UK jobseekers are being auto-rejected by AI – and then asked to do a video interview anyway
UK jobseekers are being auto-rejected by AI hiring managers, but still being asked to do a video interview as part of the interview process.
Legal firm Browne Jacobson noted that some candidates are experiencing a recruitment process that can be increasingly impersonal and, in many cases, unlawful.
In one case, a third-year university student described applying for over 100 jobs and receiving a rejection less than two minutes after submission. Before, presumably, any human could have read her application.
The typical automated journey involves AI CV screening, testing, and AI video interviews where candidates record responses with no human on the other end.
The introduction of AI to oversee hiring processes can also be an exercise in frustration for jobseekers – and again lead to unlawful practices. A ‘cost-efficiency first’, plus AI (or machine learning) driven practice has emerged where candidates are algorithmically rejected at the testing stage and then invited to complete a video interview anyway.
This is likely unlawful on multiple grounds, Browne Jacobson said. It involves collecting personal data, including facial expressions and vocal tone, that is excessive where the rejection decision is already made.
“Organisations that may be primarily fishing for candidate applications and video capture content, predominantly to train AI models or building talent insight databases may be at risk of regulatory investigation, as well as data subject complaint,” the firm said.
“Such practices may also breach the fairness and transparency principle under Article 5(1)(a) of the UK GDPR, as the video stage is presented as genuine when the outcome is already determined at the testing stage.

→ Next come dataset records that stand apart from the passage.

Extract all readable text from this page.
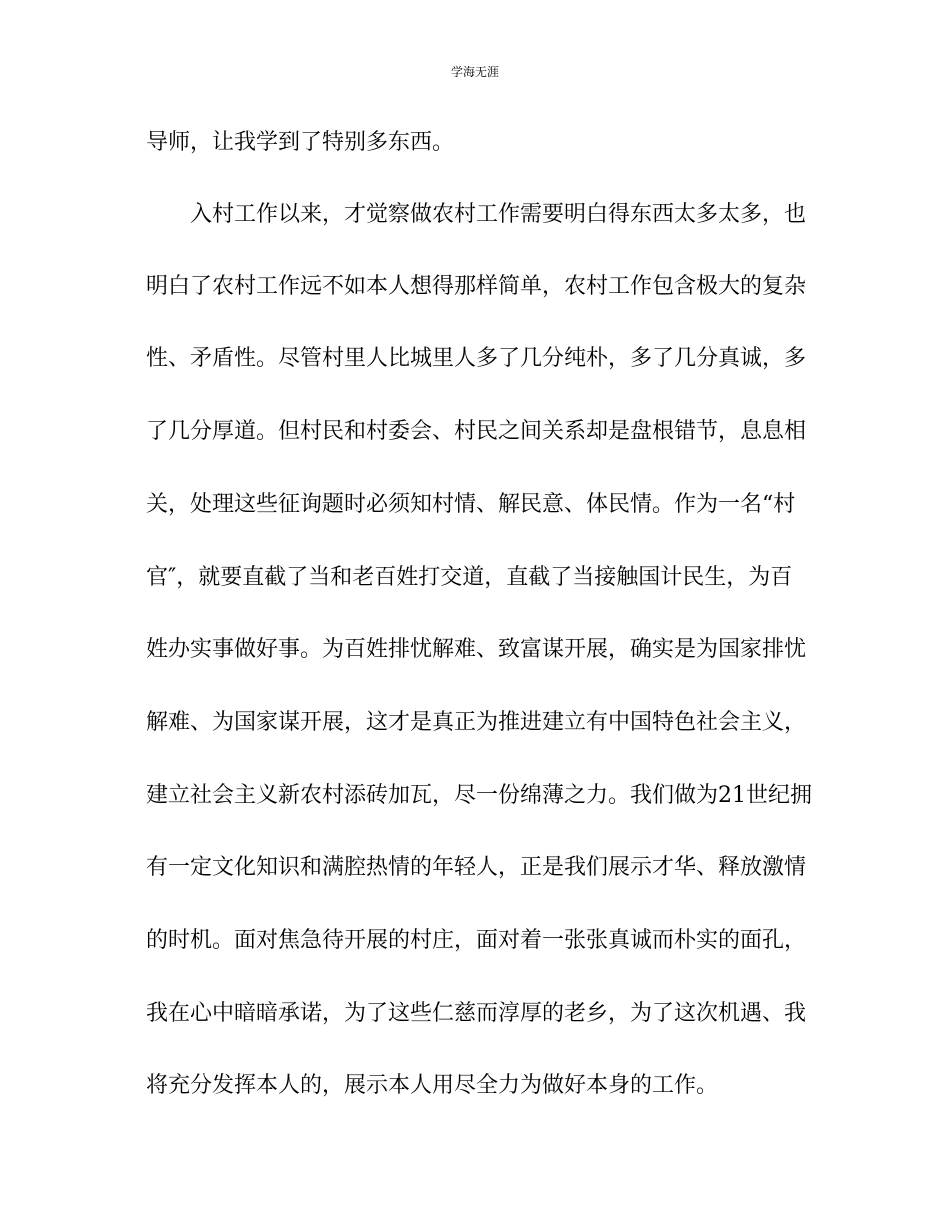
学海无涯
导师，让我学到了特别多东西。
入村工作以来，才觉察做农村工作需要明白得东西太多太多，也
明白了农村工作远不如本人想得那样简单，农村工作包含极大的复杂
性、矛盾性。尽管村里人比城里人多了几分纯朴，多了几分真诚，多
了几分厚道。但村民和村委会、村民之间关系却是盘根错节，息息相
关，处理这些征询题时必须知村情、解民意、体民情。作为一名“村
官″，就要直截了当和老百姓打交道，直截了当接触国计民生，为百
姓办实事做好事。为百姓排忧解难、致富谋开展，确实是为国家排忧
解难、为国家谋开展，这才是真正为推进建立有中国特色社会主义，
建立社会主义新农村添砖加瓦，尽一份绵薄之力。我们做为21世纪拥
有一定文化知识和满腔热情的年轻人，正是我们展示才华、释放激情
的时机。面对焦急待开展的村庄，面对着一张张真诚而朴实的面孔，
我在心中暗暗承诺，为了这些仁慈而淳厚的老乡，为了这次机遇、我
将充分发挥本人的，展示本人用尽全力为做好本身的工作。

The immediate rejection that follows without human review further violates Article 22 of the UK GDPR.”
It added that when human review is cursory or inconsistent, the safeguards required by UK GDPR must apply.
Those safeguards include informing candidates that ADM is being used (or considering whether it is appropriate, in the absence of a data privacy or AI risk or conformity assessment e.g. to identify and eliminate any bias or discrimination, as well as consider any associated reputational risk associated with the use of such tools), offering the right to request human review, and ensuring candidates can contest the decision. Few organisations appear to be meeting all three.
The firm noted that algorithmic tools trained on historical data can replicate and entrench existing patterns of discrimination.
Without active monitoring, employers may not know their tools are producing discriminatory outcomes until a complaint or claim arrives, by which point they may struggle to successfully defend the claim.
“With the Data (Use and Access) Act 2025 now in force and the ICO consulting on updated ADM guidance, the legal framework is shifting. Clients who act now will be better placed to respond to final guidance and avoid enforcement,” the firm said.